При новом понимании мира никакой высшей ценности кроме человека нельзя помыслить. Помыслить что-то выше жизни можно, если есть Бог, сотворивший мир. Тогда после смерти можно как бы присоединиться к Богу, продолжая в Нем жить. Но если мир вечен, Бога в смысле Творца помыслить нельзя. А без Него нельзя помыслить загробной жизни.
Если человек божество, его желания, права и свободы священны. Смысл существования мира при такой шкале ценностей — обеспечить желания, права и свободы человека. Смысл жизни человека: достижение божественного состояния — всемогущества и бессмертия. Из потенциального божества человек должен стать реальным.
Вывод о божественности человека следует из нового понимания целого мира. Постоянно наращивая могущество, человек однажды будет всемогущим и бессмертным. Мы по сравнению с нашими потомками будем примерно как неандерталец по сравнению с нами.
Однажды всемогущество достигнет такого уровня, что появится возможность оживить всех ранее умерших (например, по оставленному ими в пространстве информационному следу). Сначала оживят самых великих представителей человечества, и далее всех подряд (ради научных, практических целей, или просто из соображений гуманизма).

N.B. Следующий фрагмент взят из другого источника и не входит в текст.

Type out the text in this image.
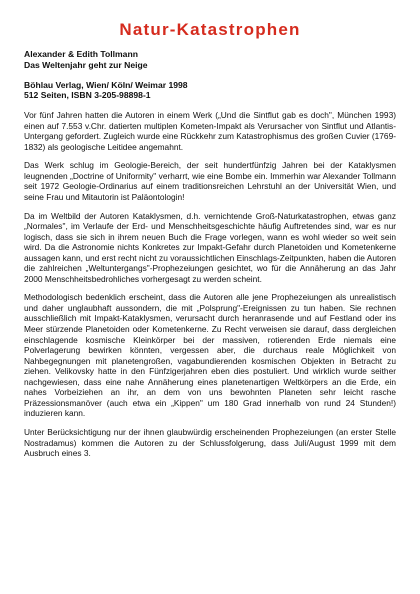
Natur-Katastrophen

Alexander & Edith Tollmann

Das Weltenjahr geht zur Neige

Böhlau Verlag, Wien/ Köln/ Weimar 1998

512 Seiten, ISBN 3-205-98898-1

Vor fünf Jahren hatten die Autoren in einem Werk („Und die Sintflut gab es doch", München 1993) einen auf 7.553 v.Chr. datierten multiplen Kometen-Impakt als Verursacher von Sintflut und Atlantis-Untergang gefordert. Zugleich wurde eine Rückkehr zum Katastrophismus des großen Cuvier (1769-1832) als geologische Leitidee angemahnt.

Das Werk schlug im Geologie-Bereich, der seit hundertfünfzig Jahren bei der Kataklysmen leugnenden „Doctrine of Uniformity" verharrt, wie eine Bombe ein. Immerhin war Alexander Tollmann seit 1972 Geologie-Ordinarius auf einem traditionsreichen Lehrstuhl an der Universität Wien, und seine Frau und Mitautorin ist Paläontologin!

Da im Weltbild der Autoren Kataklysmen, d.h. vernichtende Groß-Naturkatastrophen, etwas ganz „Normales", im Verlaufe der Erd- und Menschheitsgeschichte häufig Auftretendes sind, war es nur logisch, dass sie sich in ihrem neuen Buch die Frage vorlegen, wann es wohl wieder so weit sein wird. Da die Astronomie nichts Konkretes zur Impakt-Gefahr durch Planetoiden und Kometenkerne aussagen kann, und erst recht nicht zu voraussichtlichen Einschlags-Zeitpunkten, haben die Autoren die zahlreichen „Weltuntergangs"-Prophezeiungen gesichtet, wo für die Annäherung an das Jahr 2000 Menschheitsbedrohliches vorhergesagt zu werden scheint.

Methodologisch bedenklich erscheint, dass die Autoren alle jene Prophezeiungen als unrealistisch und daher unglaubhaft aussondern, die mit „Polsprung"-Ereignissen zu tun haben. Sie rechnen ausschließlich mit Impakt-Kataklysmen, verursacht durch heranrasende und auf Festland oder ins Meer stürzende Planetoiden oder Kometenkerne. Zu Recht verweisen sie darauf, dass dergleichen einschlagende kosmische Kleinkörper bei der massiven, rotierenden Erde niemals eine Polverlagerung bewirken könnten, vergessen aber, die durchaus reale Möglichkeit von Nahbegegnungen mit planetengroßen, vagabundierenden kosmischen Objekten in Betracht zu ziehen. Velikovsky hatte in den Fünfzigerjahren eben dies postuliert. Und wirklich wurde seither nachgewiesen, dass eine nahe Annäherung eines planetenartigen Weltkörpers an die Erde, ein nahes Vorbeiziehen an ihr, an dem von uns bewohnten Planeten sehr leicht rasche Präzessionsmanöver (auch etwa ein „Kippen" um 180 Grad innerhalb von rund 24 Stunden!) induzieren kann.

Unter Berücksichtigung nur der ihnen glaubwürdig erscheinenden Prophezeiungen (an erster Stelle Nostradamus) kommen die Autoren zu der Schlussfolgerung, dass Juli/August 1999 mit dem Ausbruch eines 3.
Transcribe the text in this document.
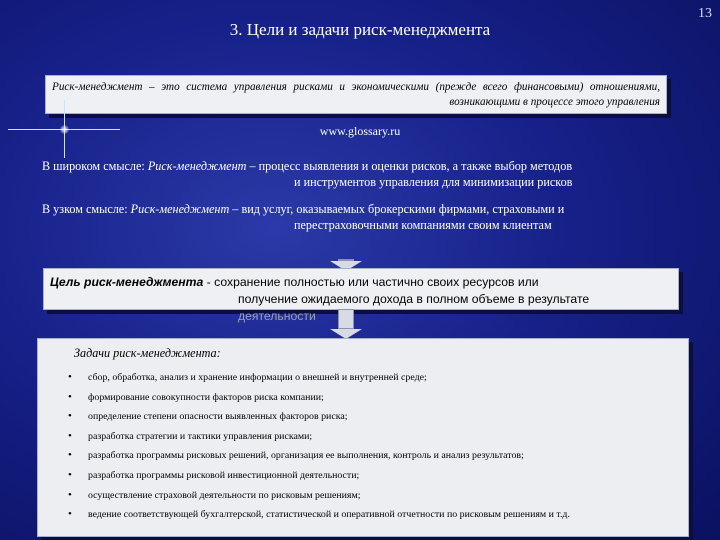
13
3. Цели и задачи риск-менеджмента
Риск-менеджмент – это система управления рисками и экономическими (прежде всего финансовыми) отношениями, возникающими в процессе этого управления
www.glossary.ru
В широком смысле: Риск-менеджмент – процесс выявления и оценки рисков, а также выбор методов
и инструментов управления для минимизации рисков
В узком смысле: Риск-менеджмент – вид услуг, оказываемых брокерскими фирмами, страховыми и
перестраховочными компаниями своим клиентам
Цель риск-менеджмента - сохранение полностью или частично своих ресурсов или
получение ожидаемого дохода в полном объеме в результате
деятельности
Задачи риск-менеджмента:
• сбор, обработка, анализ и хранение информации о внешней и внутренней среде;
• формирование совокупности факторов риска компании;
• определение степени опасности выявленных факторов риска;
• разработка стратегии и тактики управления рисками;
• разработка программы рисковых решений, организация ее выполнения, контроль и анализ результатов;
• разработка программы рисковой инвестиционной деятельности;
• осуществление страховой деятельности по рисковым решениям;
• ведение соответствующей бухгалтерской, статистической и оперативной отчетности по рисковым решениям и т.д.
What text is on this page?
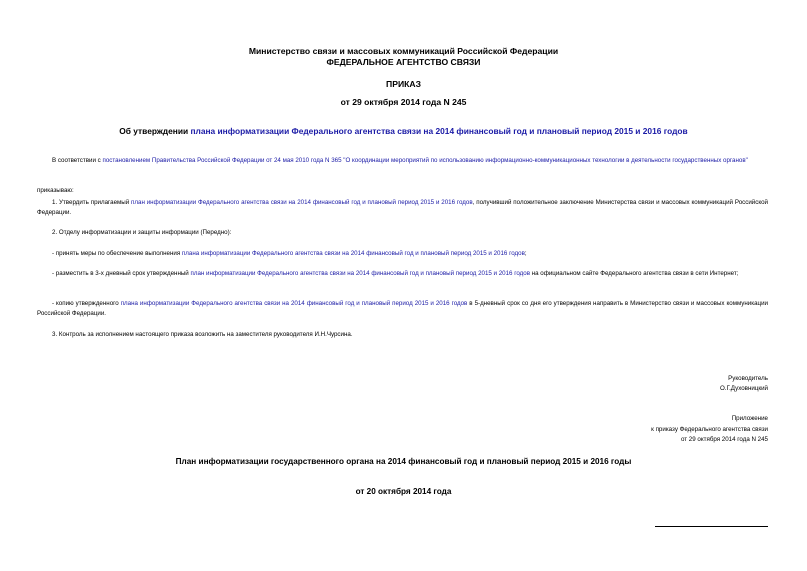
Министерство связи и массовых коммуникаций Российской Федерации
ФЕДЕРАЛЬНОЕ АГЕНТСТВО СВЯЗИ
ПРИКАЗ
от 29 октября 2014 года N 245
Об утверждении плана информатизации Федерального агентства связи на 2014 финансовый год и плановый период 2015 и 2016 годов
В соответствии с постановлением Правительства Российской Федерации от 24 мая 2010 года N 365 "О координации мероприятий по использованию информационно-коммуникационных технологии в деятельности государственных органов"
приказываю:
1. Утвердить прилагаемый план информатизации Федерального агентства связи на 2014 финансовый год и плановый период 2015 и 2016 годов, получивший положительное заключение Министерства связи и массовых коммуникаций Российской Федерации.
2. Отделу информатизации и защиты информации (Передно):
- принять меры по обеспечение выполнения плана информатизации Федерального агентства связи на 2014 финансовый год и плановый период 2015 и 2016 годов;
- разместить в 3-х дневный срок утвержденный план информатизации Федерального агентства связи на 2014 финансовый год и плановый период 2015 и 2016 годов на официальном сайте Федерального агентства связи в сети Интернет;
- копию утвержденного плана информатизации Федерального агентства связи на 2014 финансовый год и плановый период 2015 и 2016 годов в 5-дневный срок со дня его утверждения направить в Министерство связи и массовых коммуникации Российской Федерации.
3. Контроль за исполнением настоящего приказа возложить на заместителя руководителя И.Н.Чурсина.
Руководитель
О.Г.Духовницкий
Приложение
к приказу Федерального агентства связи
от 29 октября 2014 года N 245
План информатизации государственного органа на 2014 финансовый год и плановый период 2015 и 2016 годы
от 20 октября 2014 года
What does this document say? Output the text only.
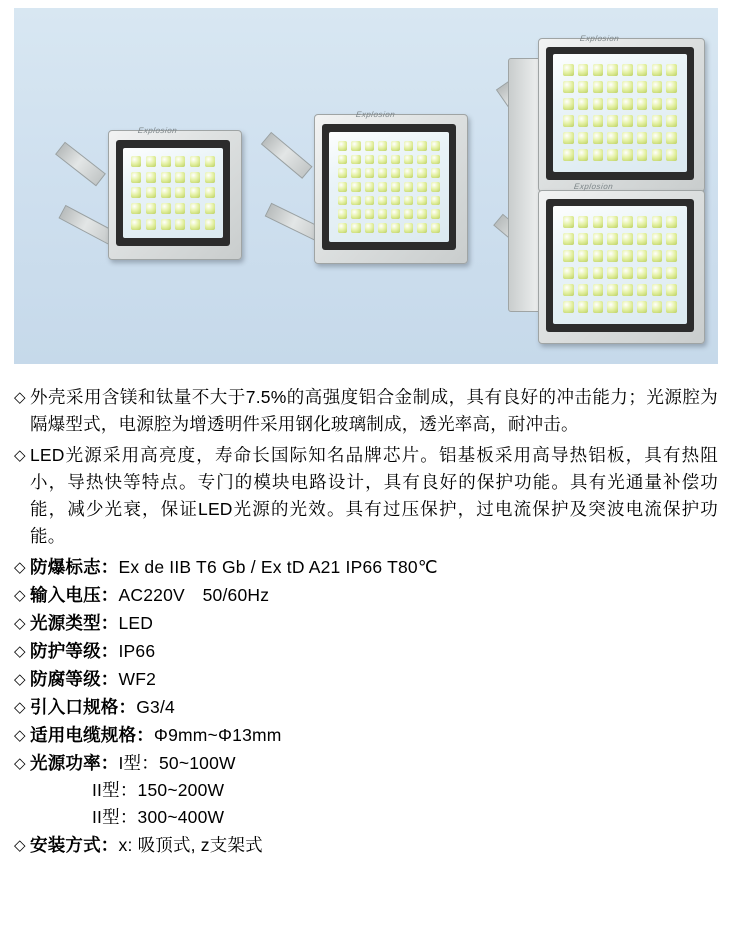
Explosion
Explosion
Explosion
Explosion
◇ 外壳采用含镁和钛量不大于7.5%的高强度铝合金制成，具有良好的冲击能力；光源腔为隔爆型式，电源腔为增透明件采用钢化玻璃制成，透光率高，耐冲击。
◇ LED光源采用高亮度，寿命长国际知名品牌芯片。铝基板采用高导热铝板，具有热阻小，导热快等特点。专门的模块电路设计，具有良好的保护功能。具有光通量补偿功能，减少光衰，保证LED光源的光效。具有过压保护，过电流保护及突波电流保护功能。
◇ 防爆标志：Ex de IIB T6 Gb / Ex tD A21 IP66 T80℃
◇ 输入电压：AC220V　50/60Hz
◇ 光源类型：LED
◇ 防护等级：IP66
◇ 防腐等级：WF2
◇ 引入口规格：G3/4
◇ 适用电缆规格：Φ9mm~Φ13mm
◇ 光源功率：I型：50~100W
II型：150~200W
II型：300~400W
◇ 安装方式：x: 吸顶式, z支架式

Все это было совершенно серьезно. В СССР был создан институт мозга, где хранили мозги людей, причисленных к лику великих. Аспирантов некоторых факультетов спрашивали, в чем конечная цель коммунизма? Если он отвечал советскими кричалками и лозунгами, было понятно, человек не понимает сути гуманизма, и в партию пришел ради карьеры. Правильным ответом было: достижение бессмертия и всемогущества. Точка.
Новое понимание мира получило название «атеистическое мировоззрение». Следовавшие из него выводы заявляли человека высшей ценностью. Его права и свободы объявляются священными. Новую мировоззренческую концепцию называют гуманизмом.